Dejó todo organizado para las fiestas de 2016 e incluso consiguió las camisas en el color que siempre quiso ponerles a los Peañeros: amarillo. Poco antes de morir también dio a hacer una réplica de la imagen de San Jerónimo para no tener que estar prestando la de los “cofrados” ni la de Masatepe cada vez que quisieran realizar actividades propias. Doña Gloria le llevaba detalles al hospital: “Vieras qué bonitos que son los ojos, pareciera que te están viendo”. “Ya la voy a ver cuando llegue a la casa”, prometía él, pero solo pudo mirarla en las fotos que le enviaron al celular cuando la imagen estuvo lista y los Peañeros desfilaron para fotografiarse con ella.
Se la pusieron en la cabecera del ataúd y el domingo 2 de octubre lo acompañó al cementerio. Ese día el atrio de la iglesia de San Jerónimo estaba lleno a reventar y frente a él bailaban los Peañeros vestidos de amarillo, unos cargando al santo y otros la caja. Tocaron los chicheros La Bajada de San Jerónimo y en el público muchos lloraban. Se tiraron cohetes y morteros y la Policía iba cerrando las calles para dar paso a la multitud. Javier llevaba su camisa amarilla y su gorro camuflado, demostrando desde su ataúd que los cargadores de Tata Chombo también saben morir.

Procesiones
20 de septiembre. Se realiza la bajada de San Jerónimo, desde el altar mayor de la iglesia.
29 de septiembre. Se arma la peaña de San Jerónimo. Consiste en tres mesas de madera: “La primera tiene 5 años, la segunda 100 años y la tercera (donde va el santo), más de 100”, según el portal de la revista Tata Chombo.
30 de septiembre. Día de San Jerónimo. Se hace un recorrido con la imagen desde la iglesia San Jerónimo hasta la iglesia de La Asunción. Personas de todo el país visitan Masaya, la multitud es impresionante.

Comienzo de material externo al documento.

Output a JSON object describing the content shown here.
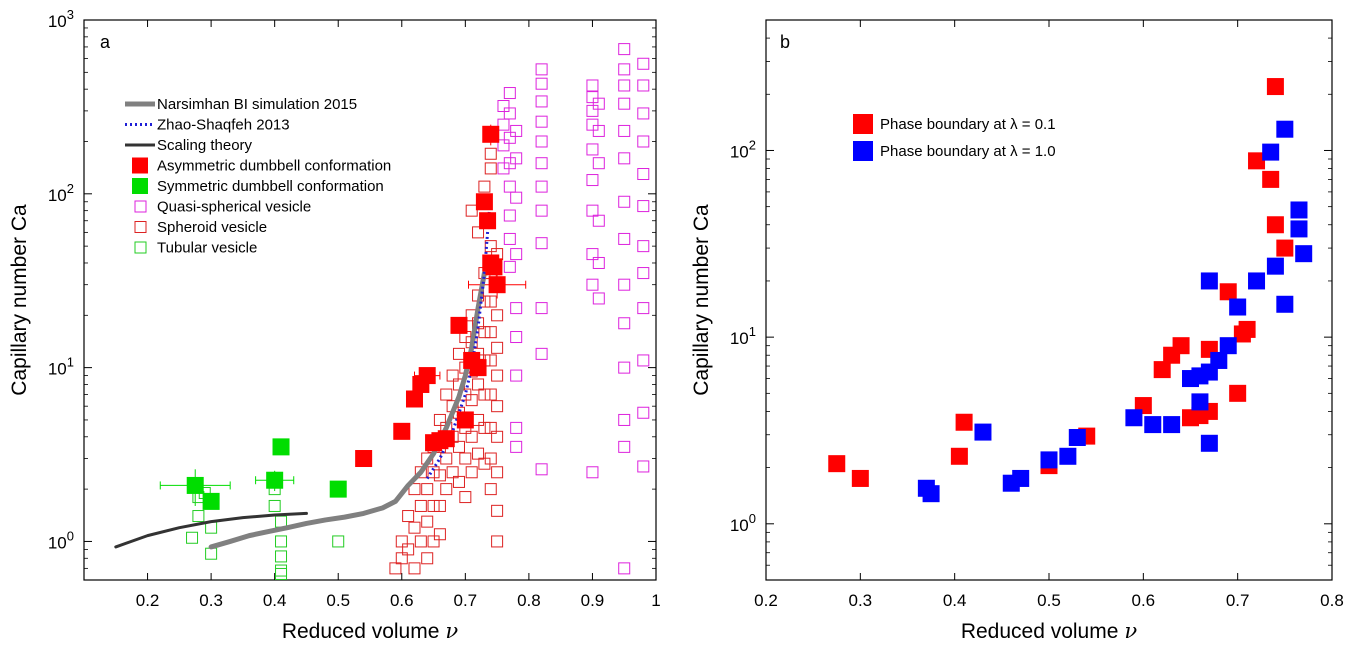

7 de octubre. La procesión de la Octava recorre las calles de Masaya desde las 9:00 de la mañana hasta al amanecer del siguiente día. Dura alrededor de 24 horas, salvo algunas excepciones. Hace diez años se atrasaron y el recorrido terminó a las 5:00 de la tarde, recuerda Róger Miranda, cargador. Nadie duerme durante la Octava. Unos porque andan acompañando al santo y otros porque el ruido de la música y la pólvora no los deja conciliar el sueño. Cuando finaliza esta larga procesión (la más larga, en horas, del país) los cargadores suelen abrazarse y llorar emocionados.
30 de octubre. San Jerónimo vuelve a su altar.